Решив наведаться в холодильник, я пошел на кухню и, проходя мимо маминой спальни, услышал из-за двери мерное похрапывание. На пороге кухни остановился - над столом горел свет. Перед высокой стопкой учебников, опершись лбом на ладонь, сидел отец. Зажатым в другой руке карандашом он трудолюбиво выводил длиннющие латинские слова, объясняющие, из чего состоит наш организм, его губы шевелились, выговаривая: "Плюсна". Плюсна - часть ступни, в которой кровоточат стигматы (хотя отец об этом, разумеется, не думал), а я - уже не мальчик, разбуженный хомячком, а средневековый мудрец, взирающий с вершин памяти на один образ из миллиона. Впрочем, образ отца, корпящего над учебниками, производит на меня и сейчас такое же впечатление, какое произвел тогда, - одинокий человек, погрузившийся в заключенный под обложками мир знаний. Тот факт, что в книгах действительно заключен целый мир, отчасти объясняет непреложный авторитет, коим пользовался отец в моих глазах. Его знания, трудолюбиво почерпнутые из фолиантов, медленно, незримо, но неотвратимо проложили путь для всех нас - путь, который вывел нас из района убогих домишек, населенных людьми добрыми, но неблагополучными, громогласными и слезливыми, в предназначенный для верхушки среднего класса пригород Форт Хиллз, где обитали администраторы, врачи, юристы и прочий ловкий люд, обученный обдирать бедноту, и где у нас тоже появился дом с забором и палисадником, в котором бегали собака и две кошки.

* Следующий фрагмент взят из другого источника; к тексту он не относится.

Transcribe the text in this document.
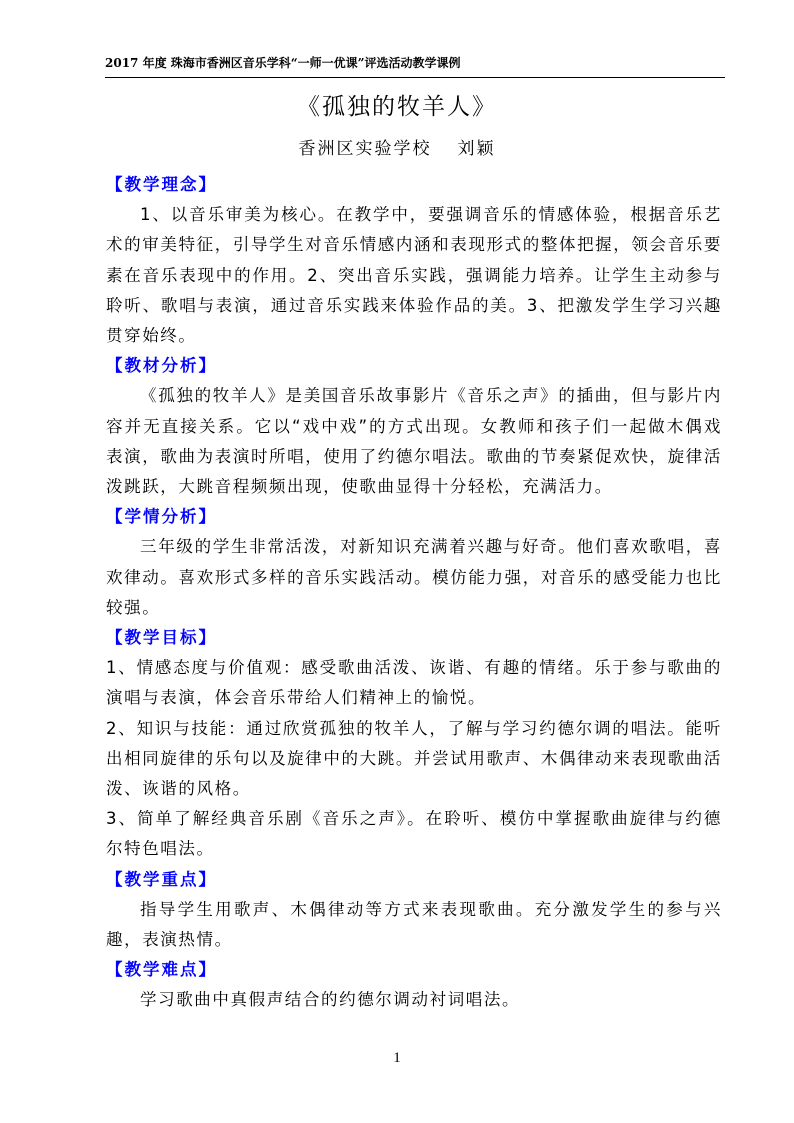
2017 年度 珠海市香洲区音乐学科“一师一优课”评选活动教学课例
《孤独的牧羊人》
香洲区实验学校 刘颖

【教学理念】

1、以音乐审美为核心。在教学中，要强调音乐的情感体验，根据音乐艺术的审美特征，引导学生对音乐情感内涵和表现形式的整体把握，领会音乐要素在音乐表现中的作用。2、突出音乐实践，强调能力培养。让学生主动参与聆听、歌唱与表演，通过音乐实践来体验作品的美。3、把激发学生学习兴趣贯穿始终。

【教材分析】

《孤独的牧羊人》是美国音乐故事影片《音乐之声》的插曲，但与影片内容并无直接关系。它以“戏中戏”的方式出现。女教师和孩子们一起做木偶戏表演，歌曲为表演时所唱，使用了约德尔唱法。歌曲的节奏紧促欢快，旋律活泼跳跃，大跳音程频频出现，使歌曲显得十分轻松，充满活力。

【学情分析】

三年级的学生非常活泼，对新知识充满着兴趣与好奇。他们喜欢歌唱，喜欢律动。喜欢形式多样的音乐实践活动。模仿能力强，对音乐的感受能力也比较强。

【教学目标】

1、情感态度与价值观：感受歌曲活泼、诙谐、有趣的情绪。乐于参与歌曲的演唱与表演，体会音乐带给人们精神上的愉悦。

2、知识与技能：通过欣赏孤独的牧羊人，了解与学习约德尔调的唱法。能听出相同旋律的乐句以及旋律中的大跳。并尝试用歌声、木偶律动来表现歌曲活泼、诙谐的风格。

3、简单了解经典音乐剧《音乐之声》。在聆听、模仿中掌握歌曲旋律与约德尔特色唱法。

【教学重点】

指导学生用歌声、木偶律动等方式来表现歌曲。充分激发学生的参与兴趣，表演热情。

【教学难点】

学习歌曲中真假声结合的约德尔调动衬词唱法。

1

Мы преуспели в этой жизни. И я не сомневаюсь, что одной из причин нашего переезда было желание родителей отдалиться от Круков.
У моей мамы, успешно освоившейся в новой роли жены американского доктора, был пунктик: она ни под каким предлогом не желала говорить о прошлом. Пунктик был несколько даже навязчивым, поскольку я не припоминаю, чтобы в шестнадцать лет так уж интересовался этим прошлым. Каждому - свое время, это наш общий дар. И зачем стремиться в какое-то иное время или прилагать неимоверные усилия, чтобы сохранить то, что, как учат мудрецы, существует само по себе, как свет? В те годы мои родители, не прячась от жизни и не увиливая от ответственности, погрузились в работу и общественную жизнь с таким энтузиазмом, что не заметили, насколько мало времени оставалось нам друг для друга. В Рузвельте я учился в католической школе и посещал воскресную, где нам рассказывали о старой родине; в Форт Хиллзе стал ходить в государственную, где упор делался на спорт и подготовку к поступлению в колледж. Старая родина, и без того уже казавшаяся чем-то абстрактным, померкла и растаяла в моем воображении, как Чеширский кот, оставив после себя лишь загадочную улыбку. Многие годы эта глумливая ухмылка покоилась на полке, почти невидимая, однако никогда не исчезала полностью.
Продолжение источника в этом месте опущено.